Where an electronics module has a sensitive input, high-performance filters are often needed on all its inputs, outputs, and power conductors (unless the sensitive internal circuitry has been adequately protected with internal filtering and shielding from the rest of its circuits, discussed in Part 5).

3.11 Filter earthing

One of the secrets of RF filters which use capacitors connected to earth, is that they can never be a lot better than the RF performance of the reference (almost always earth or 0V) they are connected to. Most earths in domestic, commercial, and industrial applications have poor RF performance and are nothing like an ideal “infinite RF sink”.

The best place for mounting a filter for the purposes of this article is at the boundary between the product’s “inside world” and the cables in its “outside world”. For a shielded enclosure, filters should be RF-bonded (i.e. metal-to-metal) to an external surfaces, preferably using a through-bulkhead style of filter. For an unshielded enclosure, filters are generally best bonded to the printed-circuit board’s ground plane, at one edge of the PCB.

The connection between the capacitors in the filters and whatever is being used for its RF reference should be very short and direct, less than one-hundredth of a wavelength long at the highest frequency to be attenuated, and should also have a very low inductance. This means that wires cannot be used as filter grounds except for low frequencies (say, below 1MHz), even if they do have green/yellow insulation (electricity is colour-blind). For example, if a supply filter with 2.2nF Y capacitors is earthed solely by a 100mm long wire, its Y capacitors will be rendered completely ineffective at frequencies above 20MHz by the inductance of that wire.

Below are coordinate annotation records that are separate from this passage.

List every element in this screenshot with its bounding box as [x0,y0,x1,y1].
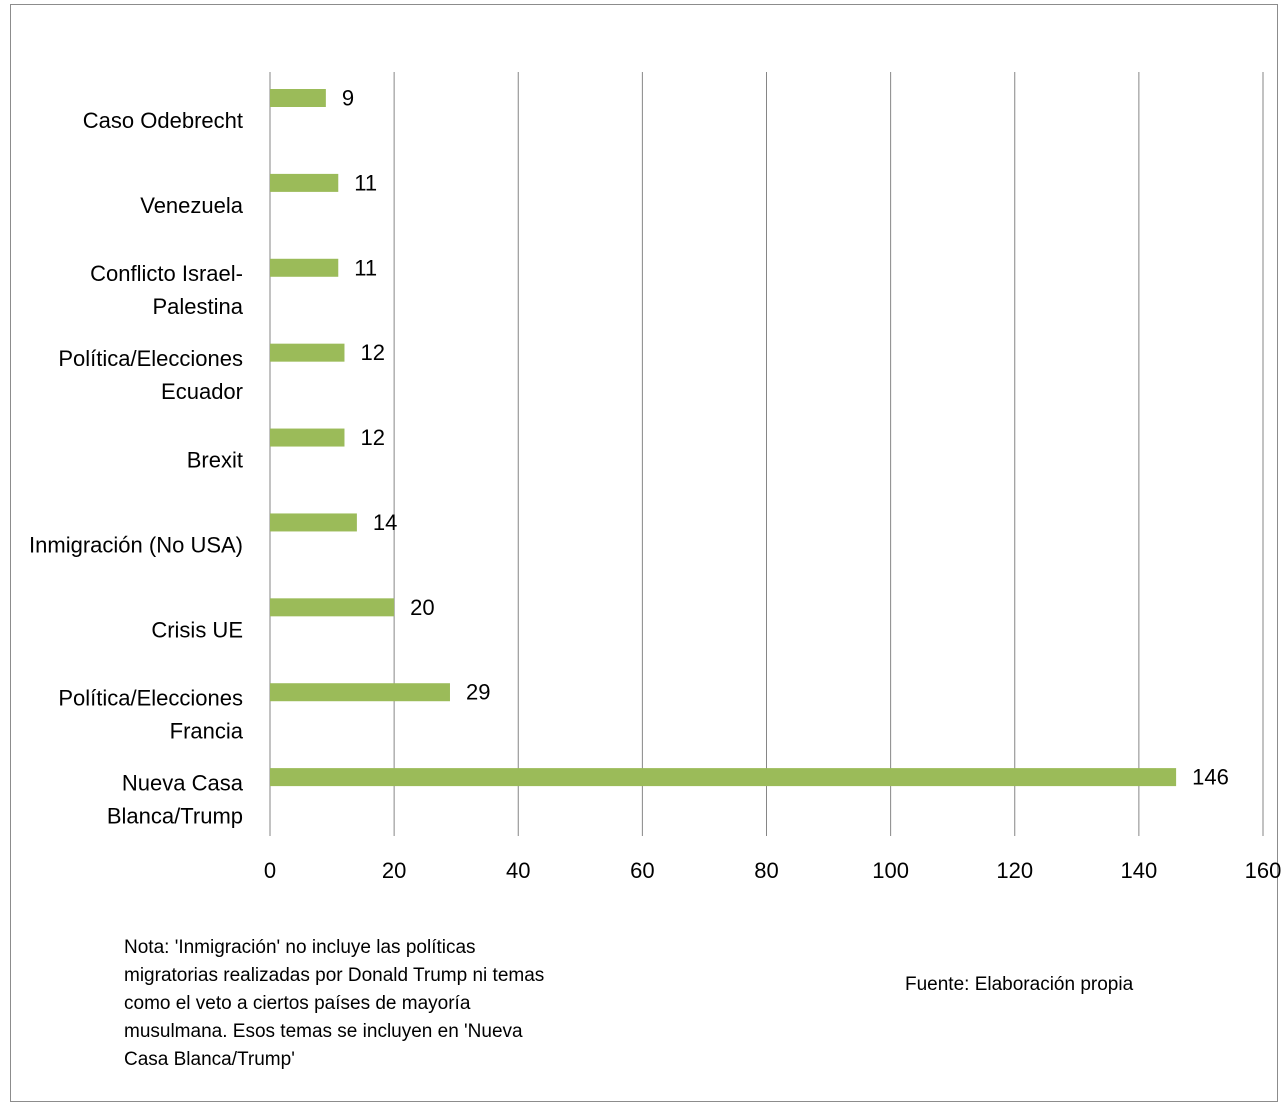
data-label: 146 [1192,765,1229,790]
bar [270,343,345,362]
x-tick-label: 140 [1121,858,1158,883]
bar [270,598,395,617]
data-label: 12 [360,425,384,450]
bar [270,89,326,107]
category-label: Inmigración (No USA) [29,532,243,557]
x-tick-label: 20 [382,858,406,883]
category-label: Conflicto Israel-Palestina [90,261,244,319]
chart-frame [10,4,1278,1102]
x-tick-label: 0 [264,858,276,883]
category-label: Nueva Casa Blanca/Trump [107,771,244,829]
bar [270,428,345,447]
x-tick-label: 60 [630,858,654,883]
category-label: Crisis UE [151,617,243,642]
data-label: 11 [354,255,377,280]
data-label: 11 [354,170,377,195]
category-labels: Caso Odebrecht Venezuela Conflicto Israel-… [29,108,244,829]
bar [270,173,339,192]
data-label: 12 [360,340,384,365]
data-label: 9 [342,86,354,111]
x-tick-label: 40 [506,858,530,883]
category-label: Brexit [187,448,243,473]
x-tick-label: 80 [754,858,778,883]
bar [270,768,1177,787]
x-tick-label: 100 [872,858,909,883]
data-label: 20 [410,595,434,620]
category-label: Política/Elecciones Francia [58,686,243,744]
chart-source: Fuente: Elaboración propia [905,974,1134,995]
bars [270,89,1177,787]
category-label: Política/Elecciones Ecuador [58,346,243,404]
data-labels: 9 11 11 12 12 14 20 29 146 [342,86,1229,790]
bar [270,683,450,702]
chart-note: Nota: 'Inmigración' no incluye las polít… [124,937,545,1070]
bar [270,513,357,532]
x-tick-label: 160 [1245,858,1282,883]
category-label: Venezuela [140,193,244,218]
grid-lines [269,72,1264,836]
data-label: 14 [373,510,397,535]
category-label: Caso Odebrecht [83,108,243,133]
x-axis-tick-labels: 0 20 40 60 80 100 120 140 160 [264,858,1281,883]
x-tick-label: 120 [996,858,1033,883]
bar [270,258,339,277]
data-label: 29 [466,680,490,705]
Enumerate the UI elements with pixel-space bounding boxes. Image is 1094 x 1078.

1nH per millimetre is a good rule-of-thumb when calculating the effects of wired connections to earth. The only correct bonding for filters is at least one (preferably more) direct metal-metal connection(s) from the filter’s metal body to the earth reference. It is acceptable to fit green/yellow wires to filters for safety reasons, as long as they are in parallel with at least one good RF earth bond.

Military signal filters tend to rely on C-only and p types, apparently because most traditional military equipment has a substantial and well-engineered RF earth reference (die-cast alochromed boxes bolted firmly to metal bulkheads in all-metal bodied machines and vehicles), so their earthed capacitors do not suffer from poor earth RF integrity.

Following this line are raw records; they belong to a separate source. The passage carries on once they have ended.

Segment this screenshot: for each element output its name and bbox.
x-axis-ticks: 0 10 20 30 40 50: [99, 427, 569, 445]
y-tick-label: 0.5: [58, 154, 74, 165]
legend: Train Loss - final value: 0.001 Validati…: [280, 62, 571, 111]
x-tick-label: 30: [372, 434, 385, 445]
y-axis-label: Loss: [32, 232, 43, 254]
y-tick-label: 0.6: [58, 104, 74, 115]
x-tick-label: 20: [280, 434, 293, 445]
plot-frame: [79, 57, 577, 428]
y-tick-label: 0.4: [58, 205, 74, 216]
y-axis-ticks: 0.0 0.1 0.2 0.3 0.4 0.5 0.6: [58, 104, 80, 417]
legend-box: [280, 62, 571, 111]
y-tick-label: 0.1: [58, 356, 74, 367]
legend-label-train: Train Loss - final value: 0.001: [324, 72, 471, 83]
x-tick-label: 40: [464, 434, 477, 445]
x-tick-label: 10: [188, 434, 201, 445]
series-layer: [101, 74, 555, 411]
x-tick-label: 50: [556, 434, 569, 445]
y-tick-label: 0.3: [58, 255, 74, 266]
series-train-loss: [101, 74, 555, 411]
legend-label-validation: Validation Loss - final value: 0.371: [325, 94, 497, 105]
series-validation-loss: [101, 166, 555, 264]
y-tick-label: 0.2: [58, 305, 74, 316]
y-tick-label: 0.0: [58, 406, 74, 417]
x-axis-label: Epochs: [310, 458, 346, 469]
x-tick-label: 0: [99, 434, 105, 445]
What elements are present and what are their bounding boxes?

Unfortunately, RF earth integrity is often a serious problem for domestic, commercial, and industrial products, which are constructed with low-cost in mind. The most predictable filters in these applications tend to be RC, LC, or tee types (using soft ferrites for the L components). These impose lower levels of RF currents on the earth reference than C-only or p filters. As military vehicles use new materials such as carbon fibre, their earth reference becomes less effective and they may find R, L, RC, LC, and tee filters more cost-effective than C or p.

D-type and some other connectors are available with a wide range of filter and shielding options, and because they are so easy to apply remedial EMC improvements to they are a good choice for low-current and signal cables. Most of these use capacitors from each signal/power pin to their earthed metal bodies. There are some D-types available with a soft-ferrite tube around each pin, and even some with LC, tee, or p filters for each pin. Pin filters treat CM and DM currents identically, so may not be suitable where wanted signals have a high frequency.

RJ45 and similar telecommunication or Ethernet connectors are available with built-in common-mode chokes. The baluns and pulse transformers often used in high-speed LANs to reject low-frequency common-mode noise and/or provide galvanic isolation, are sometimes available combined with common-mode chokes for better rejection of high frequency noise.